Paging in Linux on x86 – part 2

Our last post left the story of paging in Linux on x86 incomplete. Today we will cover that. This is a vast topic whose tentacles go far and wide into almost all aspects of the kernel. So we will cover only some interesting highlights. Our focus is on x86 without Physical Address Extension (PAE) enabled.

Data structures:

Although x86 uses two-level page tables, there are architectures which use three or four levels too. For example, x86 with Physical Address Extension (PAE) uses three page tables and the 64-bit x86_64 uses four page tables. Linux aims to cover all architecures and therefore uses four page tables. They are:

  • Page Global Directory
  • Page Upper Directory
  • Page Middle Directory
  • Page Table

This means, Linux divides virtual address into five parts – one for indexing into each of the tables above and one offset into the physical page frame. An entry in each of the tables above is a 32-bit unsigned int on x86 (without PAE). These data types are used to represent each of them respectively: pgd_t, pud_t, pmd_t and pte_t. There is also a set of helper macros and functions used to manipulate them.

On x86:

On x86, there are only two levels of page tables. Linux reconciles that with its four levels by nullifying the effect of PUD and PMD. It does this by keeping just one record in each of them. So practically, it is only using PGD and Page Table.

Kernel typically divides virtual address space into 3GB from 0x00000000 to 0xbfffffff for user space and 0xc0000000 to 0xffffffff for kernel space. In kernel code, the macro PAGE_OFFSET contains virtual address at which kernel starts, i.e. 0xc0000000 on a typical x86 set up.
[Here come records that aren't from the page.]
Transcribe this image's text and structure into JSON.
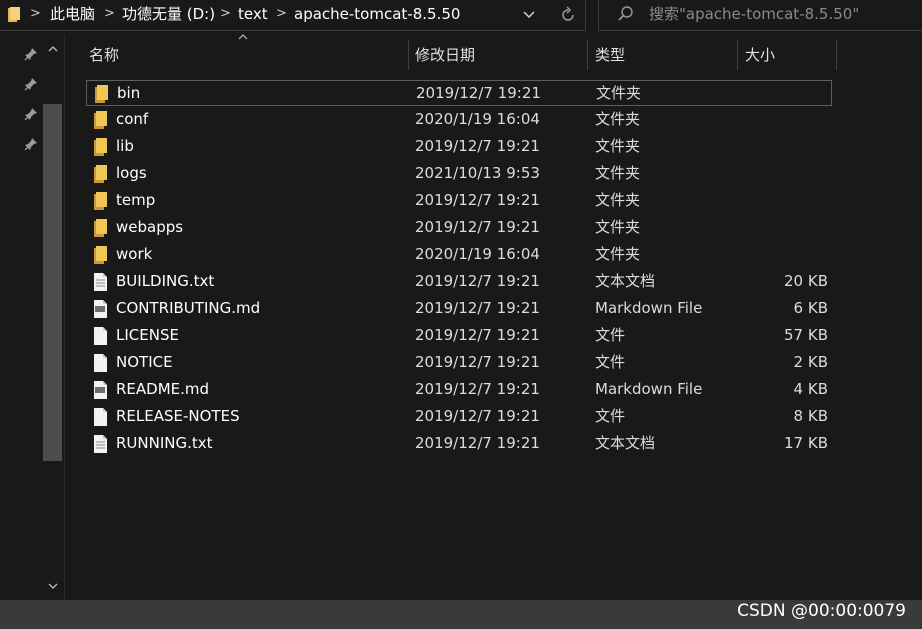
{
  "address_bar": {
    "breadcrumbs": [
      "此电脑",
      "功德无量 (D:)",
      "text",
      "apache-tomcat-8.5.50"
    ],
    "separator": ">",
    "dropdown_icon": "chevron-down",
    "refresh_icon": "refresh"
  },
  "search": {
    "placeholder": "搜索\"apache-tomcat-8.5.50\""
  },
  "columns": {
    "name": "名称",
    "date": "修改日期",
    "type": "类型",
    "size": "大小"
  },
  "files": [
    {
      "name": "bin",
      "date": "2019/12/7 19:21",
      "type": "文件夹",
      "size": "",
      "icon": "folder"
    },
    {
      "name": "conf",
      "date": "2020/1/19 16:04",
      "type": "文件夹",
      "size": "",
      "icon": "folder"
    },
    {
      "name": "lib",
      "date": "2019/12/7 19:21",
      "type": "文件夹",
      "size": "",
      "icon": "folder"
    },
    {
      "name": "logs",
      "date": "2021/10/13 9:53",
      "type": "文件夹",
      "size": "",
      "icon": "folder"
    },
    {
      "name": "temp",
      "date": "2019/12/7 19:21",
      "type": "文件夹",
      "size": "",
      "icon": "folder"
    },
    {
      "name": "webapps",
      "date": "2019/12/7 19:21",
      "type": "文件夹",
      "size": "",
      "icon": "folder"
    },
    {
      "name": "work",
      "date": "2020/1/19 16:04",
      "type": "文件夹",
      "size": "",
      "icon": "folder"
    },
    {
      "name": "BUILDING.txt",
      "date": "2019/12/7 19:21",
      "type": "文本文档",
      "size": "20 KB",
      "icon": "text-file"
    },
    {
      "name": "CONTRIBUTING.md",
      "date": "2019/12/7 19:21",
      "type": "Markdown File",
      "size": "6 KB",
      "icon": "markdown-file"
    },
    {
      "name": "LICENSE",
      "date": "2019/12/7 19:21",
      "type": "文件",
      "size": "57 KB",
      "icon": "blank-file"
    },
    {
      "name": "NOTICE",
      "date": "2019/12/7 19:21",
      "type": "文件",
      "size": "2 KB",
      "icon": "blank-file"
    },
    {
      "name": "README.md",
      "date": "2019/12/7 19:21",
      "type": "Markdown File",
      "size": "4 KB",
      "icon": "markdown-file"
    },
    {
      "name": "RELEASE-NOTES",
      "date": "2019/12/7 19:21",
      "type": "文件",
      "size": "8 KB",
      "icon": "blank-file"
    },
    {
      "name": "RUNNING.txt",
      "date": "2019/12/7 19:21",
      "type": "文本文档",
      "size": "17 KB",
      "icon": "text-file"
    }
  ],
  "selected_row": "bin",
  "watermark": "CSDN @00:00:0079",
  "colors": {
    "background": "#191919",
    "folder": "#e8b73f",
    "status_bar": "#3a3a3a"
  }
}
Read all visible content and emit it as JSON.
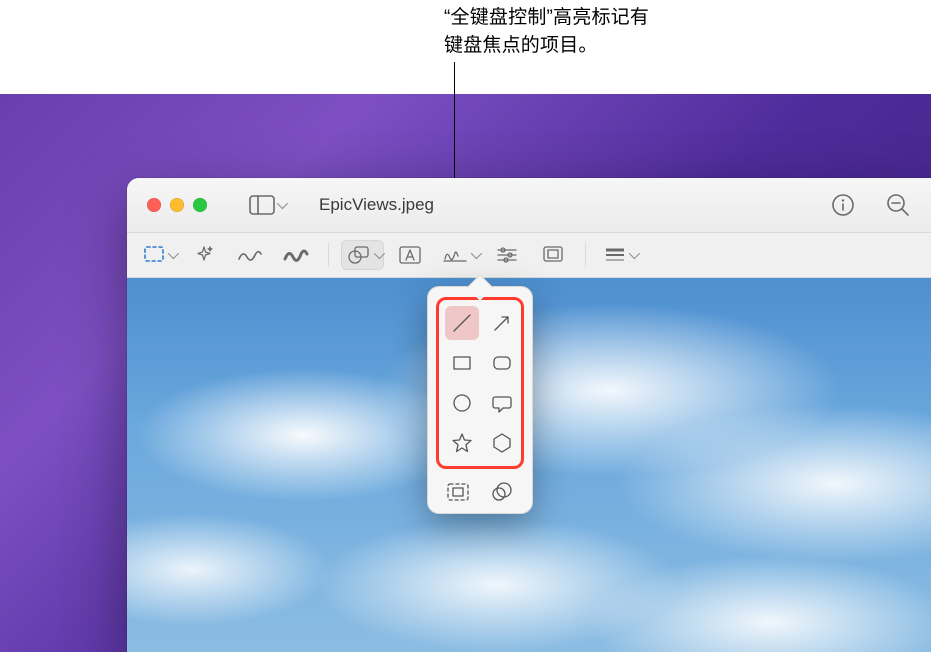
{
  "callout": {
    "line1": "“全键盘控制”高亮标记有",
    "line2": "键盘焦点的项目。"
  },
  "window": {
    "title": "EpicViews.jpeg"
  },
  "titlebar_icons": {
    "sidebar": "sidebar-icon",
    "info": "info-icon",
    "zoom_out": "zoom-out-icon"
  },
  "toolbar": {
    "items": [
      {
        "name": "selection-tool",
        "has_chevron": true
      },
      {
        "name": "instant-alpha-tool",
        "has_chevron": false
      },
      {
        "name": "sketch-tool",
        "has_chevron": false
      },
      {
        "name": "draw-tool",
        "has_chevron": false
      },
      {
        "name": "shapes-tool",
        "has_chevron": true,
        "active": true
      },
      {
        "name": "text-tool",
        "has_chevron": false
      },
      {
        "name": "sign-tool",
        "has_chevron": true
      },
      {
        "name": "adjust-color-tool",
        "has_chevron": false
      },
      {
        "name": "crop-tool",
        "has_chevron": false
      },
      {
        "name": "border-style-tool",
        "has_chevron": true
      }
    ]
  },
  "shapes_popover": {
    "items": [
      {
        "name": "line-shape",
        "focused": true
      },
      {
        "name": "arrow-shape",
        "focused": false
      },
      {
        "name": "rect-shape",
        "focused": false
      },
      {
        "name": "roundrect-shape",
        "focused": false
      },
      {
        "name": "circle-shape",
        "focused": false
      },
      {
        "name": "speech-bubble-shape",
        "focused": false
      },
      {
        "name": "star-shape",
        "focused": false
      },
      {
        "name": "hexagon-shape",
        "focused": false
      }
    ],
    "bottom": [
      {
        "name": "mask-tool"
      },
      {
        "name": "loupe-tool"
      }
    ]
  },
  "colors": {
    "focus_highlight": "#ff3b30"
  }
}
Early on during boot, kernel learns size of RAM by querying BIOS. Then it scans physcial addresses to find those addresses which are unavailable. They can be:

  • addresses which are mapped with hardware devices’ I/O (memory-mapped I/O)
  • addresses pointing to page frames containing BIOS data

Typically the kernel lodges itself at physical address 0x00100000, i.e. 2nd MB onwards. Reasons for skipping first MB are architecture specfic – not just x86, but other machines also do some special things in that first MB of physical memory. Those page frames in which kernel sits never get swapped out to disk. Kernel also never swaps out unavailable addresses mentioned above.

Kernel address mapping:

From the 1 GB of virtual address space that kernel occupies, 896MB is directly mapped to physical addresses, i.e. there is a one-to-one mapping. Since kernel pages are never swapped out, this mapping always holds true. Macro __pa() converts kernel virtual address into physical address. It basically does simple maths like

Physical address = virtual address – PAGE_OFFSET

Another macro __va does the same thing in reverse.

Kernel sets aside the highest 128MB of its 1GB address space for non-contiguous allocations (high mem) and what is called fix-mapped linear addresses. Non-contiguous allocations is a separate topic on its own but we will quickly describe fix-mapped linear addresses before concluding this article. They are basically constant mappings from virtual to physical addresses but unlike first 896MB, they don’t follow simple offset formula above. Their mapping is arbitrary but fixed nonetheless. Kernel uses them as pointers as they are more efficient in terms of memory accesses required.